Coming up with anything to say about SpellTower is tricky. How do you even start to critique a word game? It’s funny that I had nothing to say about a game that is about words—and that I only got the ball rolling by thinking about something else. As I stared blankly at my computer, I noticed that the iPad game has a striking similarity to the keyboard. The tiles that are used in the game are a near-exact match for the flat, cleanly written keys of a Macbook. And just as the keys of my laptop are placed in QWERTY layout, an invention that rearranged the alphabet in order to make typewriters less likely to jam, the tiles in SpellTower are randomly stacked in a tower—scrambled with the intent of confusing my familiarity with words.

The idea is to find words randomly buried within a screen of mixed-up letters. You draw lines through the letters to spell words, moving up, down, left, right, and diagonally across them. This causes the letters to disappear. The other idea is that math will try to stop you. You must conform to a set of rules that has nothing to do with verbs and nouns and adjectives, making it hard to recognize words that are churned out randomly. Not only does it make for a brain-picking puzzler, it illustrates the challenge of talking about game systems, which are fundamentally different from the way people speak. 

If we were having a conversation, I might say that SpellTower goes well with a cup of coffee, or while halfway-watching an episode of The Walking Dead. I might tell you that it is fun and well designed, but this says little about the game itself. Another option would be to go over the rules at length, describing how the tiles have a gravity, and how they drop to fill in the gap left by words you remove from the screen. I could talk about how the tower grows taller over time, as new rows of letters push old ones toward the top, as if Planet Puzzle League has been built out of a thesaurus. But this simply recites the facts. Another option is to do both: recite the facts while telling you about drinking coffee and watching TV; but that solution is neither here nor there.

Not only does it make for a brain-picking puzzler, it illustrates the challenge of talking about game systems, which are fundamentally different from the way people speak. 

I was at a loss for words. First, while playing SpellTower, and, then, drafting this review. It is fairly hard shifting through a random batch of letters to find a highly prized word. It is even tougher to sort through my experiences with the game’s basic rules and find something readable to say about them—something that doesn’t wind up sounding like an instruction manual, or me telling you the story of the time I nearly read through the entire dictionary before petering out at the letter S. I’m either on a subjective whim, or boring you with facts. In my effort to make sense of SpellTower, I felt suspended between two things that seem similar, but are actually far apart: a game, and my own personal experience with it.

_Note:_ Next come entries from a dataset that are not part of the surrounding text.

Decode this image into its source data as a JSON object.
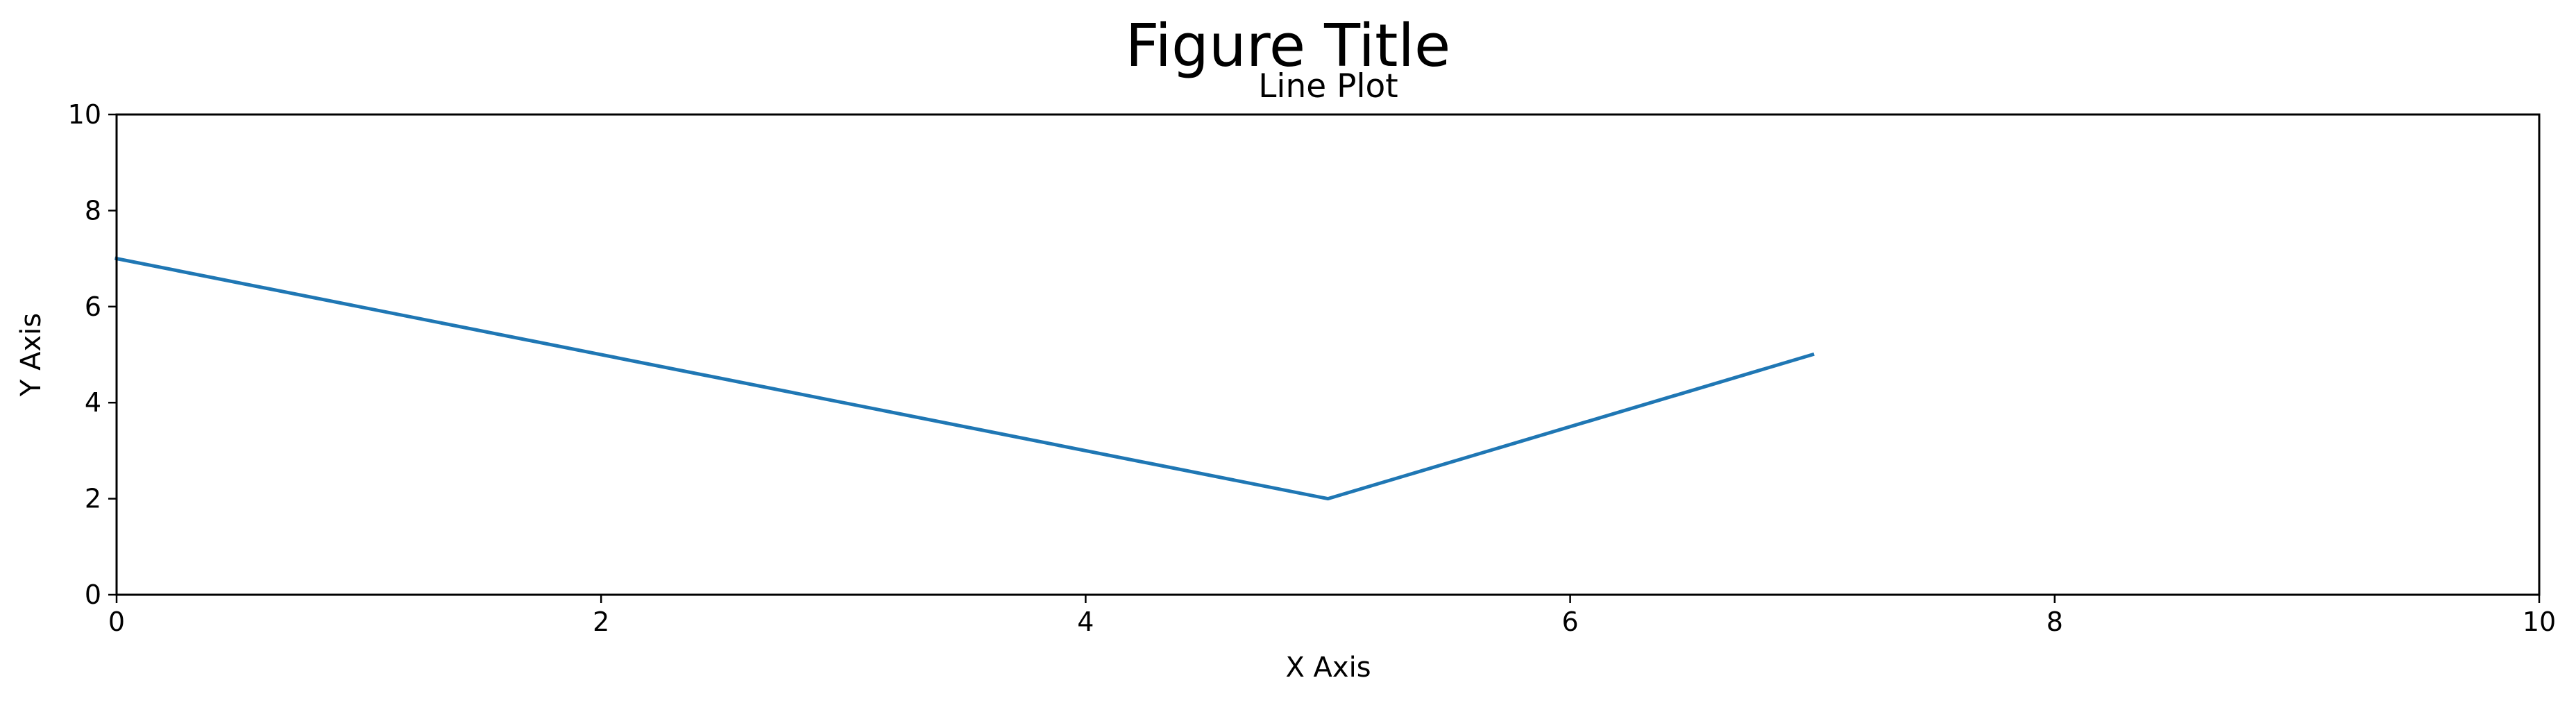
{
  "chart_data": {
    "type": "line",
    "suptitle": "Figure Title",
    "title": "Line Plot",
    "xlabel": "X Axis",
    "ylabel": "Y Axis",
    "xlim": [
      0,
      10
    ],
    "ylim": [
      0,
      10
    ],
    "xticks": [
      0,
      2,
      4,
      6,
      8,
      10
    ],
    "yticks": [
      0,
      2,
      4,
      6,
      8,
      10
    ],
    "xtick_labels": [
      "0",
      "2",
      "4",
      "6",
      "8",
      "10"
    ],
    "ytick_labels": [
      "0",
      "2",
      "4",
      "6",
      "8",
      "10"
    ],
    "grid": false,
    "series": [
      {
        "name": "line",
        "x": [
          0,
          5,
          7
        ],
        "y": [
          7,
          2,
          5
        ],
        "color": "#1f77b4"
      }
    ]
  }
}
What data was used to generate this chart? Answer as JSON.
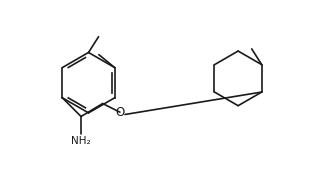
{
  "background_color": "#ffffff",
  "line_color": "#1a1a1a",
  "text_color": "#1a1a1a",
  "nh2_label": "NH₂",
  "o_label": "O",
  "figsize": [
    3.18,
    1.74
  ],
  "dpi": 100
}
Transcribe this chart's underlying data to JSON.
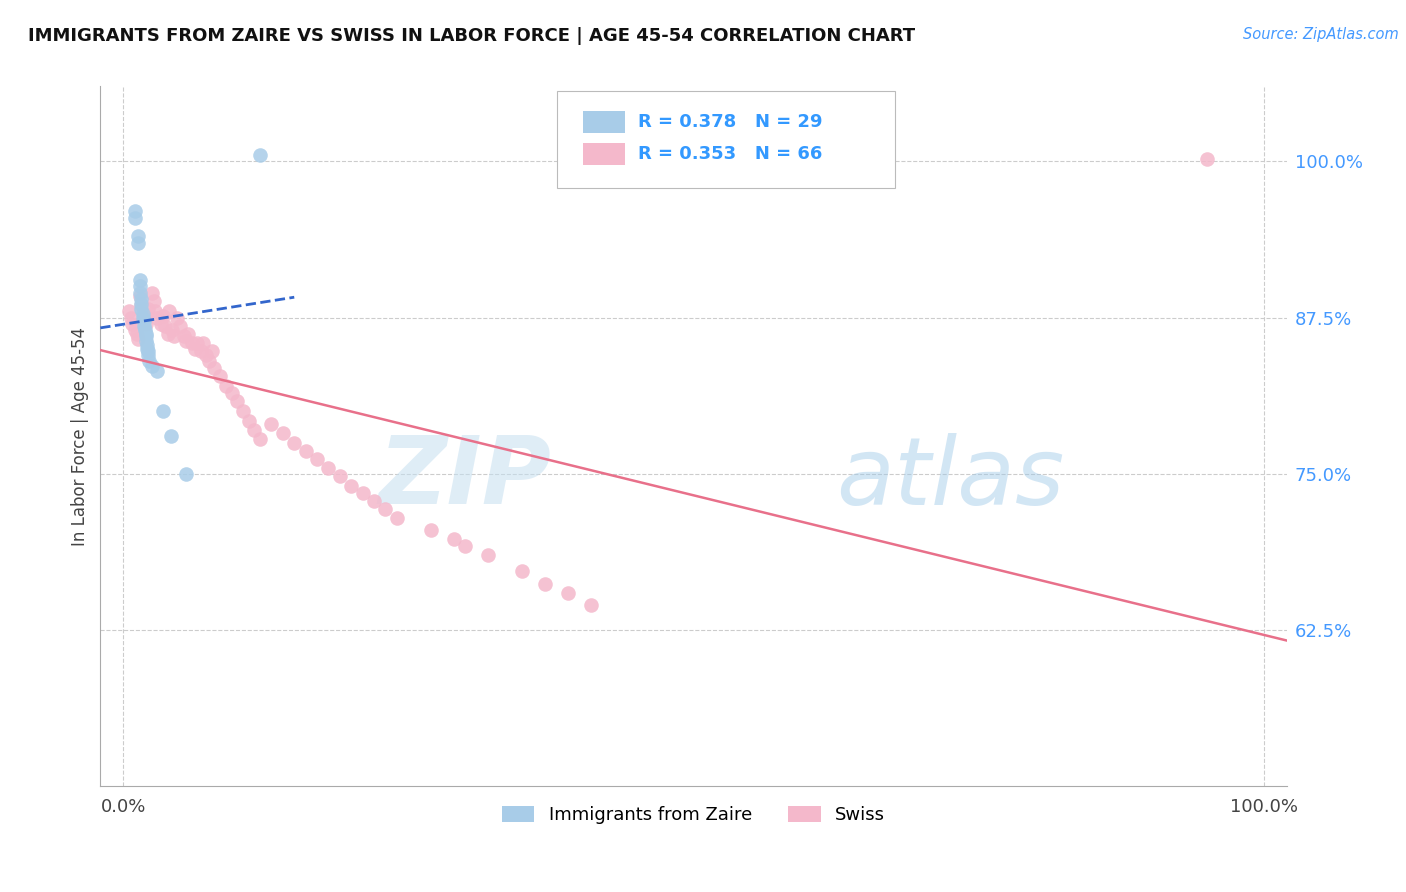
{
  "title": "IMMIGRANTS FROM ZAIRE VS SWISS IN LABOR FORCE | AGE 45-54 CORRELATION CHART",
  "source": "Source: ZipAtlas.com",
  "ylabel": "In Labor Force | Age 45-54",
  "xlim": [
    -0.02,
    1.02
  ],
  "ylim": [
    0.5,
    1.06
  ],
  "x_ticks": [
    0.0,
    1.0
  ],
  "x_tick_labels": [
    "0.0%",
    "100.0%"
  ],
  "y_tick_positions": [
    0.625,
    0.75,
    0.875,
    1.0
  ],
  "y_tick_labels": [
    "62.5%",
    "75.0%",
    "87.5%",
    "100.0%"
  ],
  "blue_R": 0.378,
  "blue_N": 29,
  "pink_R": 0.353,
  "pink_N": 66,
  "blue_color": "#a8cce8",
  "pink_color": "#f4b8cb",
  "blue_line_color": "#3366cc",
  "pink_line_color": "#e8708a",
  "watermark_zip": "ZIP",
  "watermark_atlas": "atlas",
  "legend_label_blue": "Immigrants from Zaire",
  "legend_label_pink": "Swiss",
  "blue_x": [
    0.01,
    0.01,
    0.013,
    0.013,
    0.015,
    0.015,
    0.015,
    0.016,
    0.016,
    0.016,
    0.017,
    0.017,
    0.018,
    0.018,
    0.019,
    0.02,
    0.02,
    0.02,
    0.021,
    0.021,
    0.022,
    0.022,
    0.023,
    0.025,
    0.03,
    0.035,
    0.042,
    0.055,
    0.12
  ],
  "blue_y": [
    0.96,
    0.955,
    0.94,
    0.935,
    0.905,
    0.9,
    0.895,
    0.89,
    0.886,
    0.882,
    0.878,
    0.875,
    0.872,
    0.868,
    0.865,
    0.862,
    0.86,
    0.856,
    0.853,
    0.85,
    0.848,
    0.845,
    0.84,
    0.836,
    0.832,
    0.8,
    0.78,
    0.75,
    1.005
  ],
  "pink_x": [
    0.005,
    0.007,
    0.008,
    0.01,
    0.012,
    0.013,
    0.015,
    0.016,
    0.018,
    0.019,
    0.02,
    0.022,
    0.025,
    0.027,
    0.028,
    0.03,
    0.033,
    0.035,
    0.037,
    0.039,
    0.04,
    0.043,
    0.045,
    0.047,
    0.05,
    0.053,
    0.055,
    0.057,
    0.06,
    0.063,
    0.065,
    0.068,
    0.07,
    0.073,
    0.075,
    0.078,
    0.08,
    0.085,
    0.09,
    0.095,
    0.1,
    0.105,
    0.11,
    0.115,
    0.12,
    0.13,
    0.14,
    0.15,
    0.16,
    0.17,
    0.18,
    0.19,
    0.2,
    0.21,
    0.22,
    0.23,
    0.24,
    0.27,
    0.29,
    0.3,
    0.32,
    0.35,
    0.37,
    0.39,
    0.41,
    0.95
  ],
  "pink_y": [
    0.88,
    0.875,
    0.87,
    0.865,
    0.862,
    0.858,
    0.892,
    0.885,
    0.878,
    0.875,
    0.87,
    0.882,
    0.895,
    0.888,
    0.88,
    0.875,
    0.87,
    0.876,
    0.868,
    0.862,
    0.88,
    0.865,
    0.86,
    0.875,
    0.868,
    0.86,
    0.856,
    0.862,
    0.855,
    0.85,
    0.855,
    0.848,
    0.855,
    0.845,
    0.84,
    0.848,
    0.835,
    0.828,
    0.82,
    0.815,
    0.808,
    0.8,
    0.792,
    0.785,
    0.778,
    0.79,
    0.783,
    0.775,
    0.768,
    0.762,
    0.755,
    0.748,
    0.74,
    0.735,
    0.728,
    0.722,
    0.715,
    0.705,
    0.698,
    0.692,
    0.685,
    0.672,
    0.662,
    0.655,
    0.645,
    1.002
  ]
}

SpellTower needs to be approached from a different perspective. To score more than a paltry three- or four-letter word requires a lot of lateral thinking and a bit of luck. Many times, I could almost spell out long words, but as I traced my finger over the tiles, I would reach the end and find that the final letter was missing. It would be one too many rows over, or two rows above. Through a variety of moves, which had little to do with words, I could clear the tiles between them, and the letter I needed would tumble down in line with the rest. Then, I could complete the word. I can’t expect to play SpellTower by simply spelling things out. The same goes for writing about it. The best strategy is to attempt to work within the system and hope that words fall into place.